I tell myself that I would too if I were her. I tell myself she needs to express herself. I know she’s responded with so much grace, no self-pity whatsoever, to this condition. I struggle to look her in the eyes.

I say, “I love you.”

And I do. I love her so much. But I don’t know how to help her.

My brother does. He tells her to tape her left eye shut when she goes to sleep or it will dry out. He tells her that the massages didn’t do anything for him so maybe she can lay off them and just let her face rest for a while. He tells her that he’s about 95 percent recovered now, after three years. There’s a small corner of his mouth that isn’t fully recovered yet. He warns her to be careful because she’ll bite the side of her mouth a lot if she isn’t. He offers to go to one of the acupuncturists with her to get treatment too, for the 5 percent in his face.
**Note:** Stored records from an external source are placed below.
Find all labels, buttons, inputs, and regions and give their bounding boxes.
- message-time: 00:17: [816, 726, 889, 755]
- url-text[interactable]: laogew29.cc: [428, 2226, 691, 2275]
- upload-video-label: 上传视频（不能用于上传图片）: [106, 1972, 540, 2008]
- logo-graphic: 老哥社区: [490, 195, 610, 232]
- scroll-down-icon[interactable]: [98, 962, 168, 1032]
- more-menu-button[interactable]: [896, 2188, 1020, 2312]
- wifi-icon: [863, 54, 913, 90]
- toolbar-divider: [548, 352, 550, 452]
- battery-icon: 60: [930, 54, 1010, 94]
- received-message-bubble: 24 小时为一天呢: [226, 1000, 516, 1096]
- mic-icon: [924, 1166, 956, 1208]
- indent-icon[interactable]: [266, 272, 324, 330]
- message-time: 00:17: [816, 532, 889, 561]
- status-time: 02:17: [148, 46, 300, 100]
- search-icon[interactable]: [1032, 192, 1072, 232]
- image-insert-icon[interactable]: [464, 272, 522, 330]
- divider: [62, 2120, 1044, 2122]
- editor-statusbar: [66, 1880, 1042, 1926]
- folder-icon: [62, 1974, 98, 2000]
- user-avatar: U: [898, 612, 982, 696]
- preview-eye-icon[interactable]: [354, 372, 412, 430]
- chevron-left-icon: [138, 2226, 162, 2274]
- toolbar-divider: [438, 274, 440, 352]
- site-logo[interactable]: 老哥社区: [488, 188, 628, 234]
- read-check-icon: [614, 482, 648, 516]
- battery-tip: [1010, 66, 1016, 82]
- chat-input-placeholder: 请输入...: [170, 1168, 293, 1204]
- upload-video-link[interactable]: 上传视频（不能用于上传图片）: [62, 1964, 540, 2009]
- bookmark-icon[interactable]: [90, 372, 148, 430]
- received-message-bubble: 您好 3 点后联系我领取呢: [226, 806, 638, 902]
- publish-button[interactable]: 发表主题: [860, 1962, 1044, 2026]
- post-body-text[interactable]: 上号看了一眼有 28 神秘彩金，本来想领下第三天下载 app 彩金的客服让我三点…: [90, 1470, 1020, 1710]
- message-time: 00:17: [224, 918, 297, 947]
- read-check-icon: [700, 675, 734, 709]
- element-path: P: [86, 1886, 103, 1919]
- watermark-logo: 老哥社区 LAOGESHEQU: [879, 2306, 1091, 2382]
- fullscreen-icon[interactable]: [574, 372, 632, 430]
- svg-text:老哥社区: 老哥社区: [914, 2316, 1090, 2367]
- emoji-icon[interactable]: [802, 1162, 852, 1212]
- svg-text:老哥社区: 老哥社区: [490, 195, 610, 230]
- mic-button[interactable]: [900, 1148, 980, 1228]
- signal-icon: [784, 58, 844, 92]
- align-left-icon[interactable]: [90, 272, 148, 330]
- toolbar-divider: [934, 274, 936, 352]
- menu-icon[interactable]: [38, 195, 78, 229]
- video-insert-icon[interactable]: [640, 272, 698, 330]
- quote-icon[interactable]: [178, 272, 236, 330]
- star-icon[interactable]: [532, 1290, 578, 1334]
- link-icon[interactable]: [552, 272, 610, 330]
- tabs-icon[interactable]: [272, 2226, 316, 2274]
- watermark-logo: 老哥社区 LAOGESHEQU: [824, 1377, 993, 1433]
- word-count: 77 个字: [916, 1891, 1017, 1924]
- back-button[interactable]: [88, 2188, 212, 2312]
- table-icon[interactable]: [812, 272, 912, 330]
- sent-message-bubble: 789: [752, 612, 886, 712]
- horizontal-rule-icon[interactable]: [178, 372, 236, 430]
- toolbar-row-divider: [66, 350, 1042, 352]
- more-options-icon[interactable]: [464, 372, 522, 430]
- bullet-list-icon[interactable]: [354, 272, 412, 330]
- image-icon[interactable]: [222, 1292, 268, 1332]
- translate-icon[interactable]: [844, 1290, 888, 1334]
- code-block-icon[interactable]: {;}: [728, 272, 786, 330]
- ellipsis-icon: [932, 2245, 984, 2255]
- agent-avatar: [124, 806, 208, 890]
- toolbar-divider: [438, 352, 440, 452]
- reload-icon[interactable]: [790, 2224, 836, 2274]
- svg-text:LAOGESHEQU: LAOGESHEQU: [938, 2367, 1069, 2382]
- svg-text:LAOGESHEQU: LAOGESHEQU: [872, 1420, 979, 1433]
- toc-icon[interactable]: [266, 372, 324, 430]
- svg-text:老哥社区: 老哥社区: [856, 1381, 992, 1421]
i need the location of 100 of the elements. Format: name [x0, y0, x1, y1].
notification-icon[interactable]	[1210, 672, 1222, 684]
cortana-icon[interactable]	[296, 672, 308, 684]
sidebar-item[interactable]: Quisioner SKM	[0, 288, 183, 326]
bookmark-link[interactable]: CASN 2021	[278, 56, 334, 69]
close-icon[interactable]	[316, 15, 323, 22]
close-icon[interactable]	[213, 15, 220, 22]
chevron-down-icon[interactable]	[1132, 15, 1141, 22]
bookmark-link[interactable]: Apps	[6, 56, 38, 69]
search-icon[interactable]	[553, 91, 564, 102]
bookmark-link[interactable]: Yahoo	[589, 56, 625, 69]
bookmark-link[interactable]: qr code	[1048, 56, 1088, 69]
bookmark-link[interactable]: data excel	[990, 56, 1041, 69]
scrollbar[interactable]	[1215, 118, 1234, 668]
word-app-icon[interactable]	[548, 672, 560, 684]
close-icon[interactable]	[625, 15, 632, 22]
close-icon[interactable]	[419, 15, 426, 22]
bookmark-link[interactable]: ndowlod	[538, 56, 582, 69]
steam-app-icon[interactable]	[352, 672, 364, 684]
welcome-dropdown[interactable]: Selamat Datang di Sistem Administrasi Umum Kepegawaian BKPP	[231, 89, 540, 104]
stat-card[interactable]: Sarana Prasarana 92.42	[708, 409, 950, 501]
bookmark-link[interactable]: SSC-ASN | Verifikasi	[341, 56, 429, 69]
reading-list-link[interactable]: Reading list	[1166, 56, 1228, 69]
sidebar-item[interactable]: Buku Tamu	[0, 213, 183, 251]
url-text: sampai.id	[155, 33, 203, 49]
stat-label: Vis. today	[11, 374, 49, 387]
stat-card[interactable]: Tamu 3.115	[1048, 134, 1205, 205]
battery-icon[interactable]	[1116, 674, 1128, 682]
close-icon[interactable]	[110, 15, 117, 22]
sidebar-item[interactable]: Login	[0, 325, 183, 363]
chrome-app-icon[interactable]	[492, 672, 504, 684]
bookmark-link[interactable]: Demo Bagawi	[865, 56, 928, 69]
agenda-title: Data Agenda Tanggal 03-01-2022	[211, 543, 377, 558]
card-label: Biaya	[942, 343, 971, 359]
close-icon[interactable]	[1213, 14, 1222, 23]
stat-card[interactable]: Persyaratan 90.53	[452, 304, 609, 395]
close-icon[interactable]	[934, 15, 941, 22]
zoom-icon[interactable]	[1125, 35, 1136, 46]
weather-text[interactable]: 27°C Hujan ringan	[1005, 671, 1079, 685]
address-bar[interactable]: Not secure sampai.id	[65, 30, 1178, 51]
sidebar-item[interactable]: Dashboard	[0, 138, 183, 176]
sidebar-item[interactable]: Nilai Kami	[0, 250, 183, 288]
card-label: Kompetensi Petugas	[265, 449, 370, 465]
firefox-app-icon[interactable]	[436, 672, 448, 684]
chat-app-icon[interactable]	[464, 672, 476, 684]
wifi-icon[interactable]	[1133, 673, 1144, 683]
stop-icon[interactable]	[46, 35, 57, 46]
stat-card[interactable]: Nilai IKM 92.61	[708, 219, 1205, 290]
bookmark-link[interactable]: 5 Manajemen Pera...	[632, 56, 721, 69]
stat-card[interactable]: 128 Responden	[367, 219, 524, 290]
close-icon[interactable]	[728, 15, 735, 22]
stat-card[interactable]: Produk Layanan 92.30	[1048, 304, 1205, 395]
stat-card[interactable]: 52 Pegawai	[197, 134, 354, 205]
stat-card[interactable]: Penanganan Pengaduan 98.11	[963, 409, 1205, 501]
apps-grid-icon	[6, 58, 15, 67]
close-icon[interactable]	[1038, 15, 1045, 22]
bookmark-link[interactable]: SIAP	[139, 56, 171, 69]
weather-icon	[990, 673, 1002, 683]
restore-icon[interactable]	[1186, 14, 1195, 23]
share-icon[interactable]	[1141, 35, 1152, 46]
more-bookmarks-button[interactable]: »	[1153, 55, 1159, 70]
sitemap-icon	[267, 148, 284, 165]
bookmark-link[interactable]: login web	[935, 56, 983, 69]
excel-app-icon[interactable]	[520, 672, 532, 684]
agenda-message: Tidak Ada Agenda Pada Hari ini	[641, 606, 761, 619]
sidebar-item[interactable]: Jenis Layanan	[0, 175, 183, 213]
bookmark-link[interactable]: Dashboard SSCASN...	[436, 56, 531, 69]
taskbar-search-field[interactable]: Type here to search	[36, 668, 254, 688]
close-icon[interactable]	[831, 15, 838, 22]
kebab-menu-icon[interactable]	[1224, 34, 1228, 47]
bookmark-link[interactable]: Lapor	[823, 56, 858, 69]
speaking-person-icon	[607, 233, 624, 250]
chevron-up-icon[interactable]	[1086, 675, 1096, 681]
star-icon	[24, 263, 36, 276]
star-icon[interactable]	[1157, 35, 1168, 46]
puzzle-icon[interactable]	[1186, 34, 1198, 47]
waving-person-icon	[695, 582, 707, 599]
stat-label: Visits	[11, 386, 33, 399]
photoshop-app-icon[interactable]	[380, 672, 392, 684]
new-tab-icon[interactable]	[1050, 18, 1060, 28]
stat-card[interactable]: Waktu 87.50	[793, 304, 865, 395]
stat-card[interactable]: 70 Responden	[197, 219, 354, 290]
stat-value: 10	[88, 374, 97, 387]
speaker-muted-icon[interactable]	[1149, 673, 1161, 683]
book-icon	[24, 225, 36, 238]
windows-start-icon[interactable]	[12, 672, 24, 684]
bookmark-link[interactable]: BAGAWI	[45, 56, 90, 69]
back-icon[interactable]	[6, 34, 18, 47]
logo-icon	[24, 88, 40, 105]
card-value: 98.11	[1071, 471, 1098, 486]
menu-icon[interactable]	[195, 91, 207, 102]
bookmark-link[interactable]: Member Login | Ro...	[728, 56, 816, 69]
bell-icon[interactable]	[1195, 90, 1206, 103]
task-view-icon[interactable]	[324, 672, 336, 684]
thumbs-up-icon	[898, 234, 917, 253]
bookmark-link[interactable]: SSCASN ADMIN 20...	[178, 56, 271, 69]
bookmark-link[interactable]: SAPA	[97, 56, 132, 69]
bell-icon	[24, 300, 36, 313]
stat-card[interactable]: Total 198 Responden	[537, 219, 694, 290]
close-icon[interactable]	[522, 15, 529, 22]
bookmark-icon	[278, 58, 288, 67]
They are together in this space where I’ve never been and don’t want to be. When my brother got Bell’s palsy, I thought about how horrible it was, and it is, but among life’s travesties and tragedies, it isn’t the worst.

I am learning now about what the things we go through, we survive, do to us and our relationships with others, how they shape and change who we are and how we can be — give us specialized knowledge, insights, experiences that we can share when the loneliness of a personal experience is too much to bear.

Going through hardships gives us strength in the places we’d never thought to develop, spaces we didn’t know we’d occupy, room to reach beyond ourselves, toward others who are where we had been. My brother and my sister have each other. They have both looked upon the sides of their faces and have discovered in themselves, the face that doesn’t change with time or circumstance, the hard-earned beauty that one must see in oneself.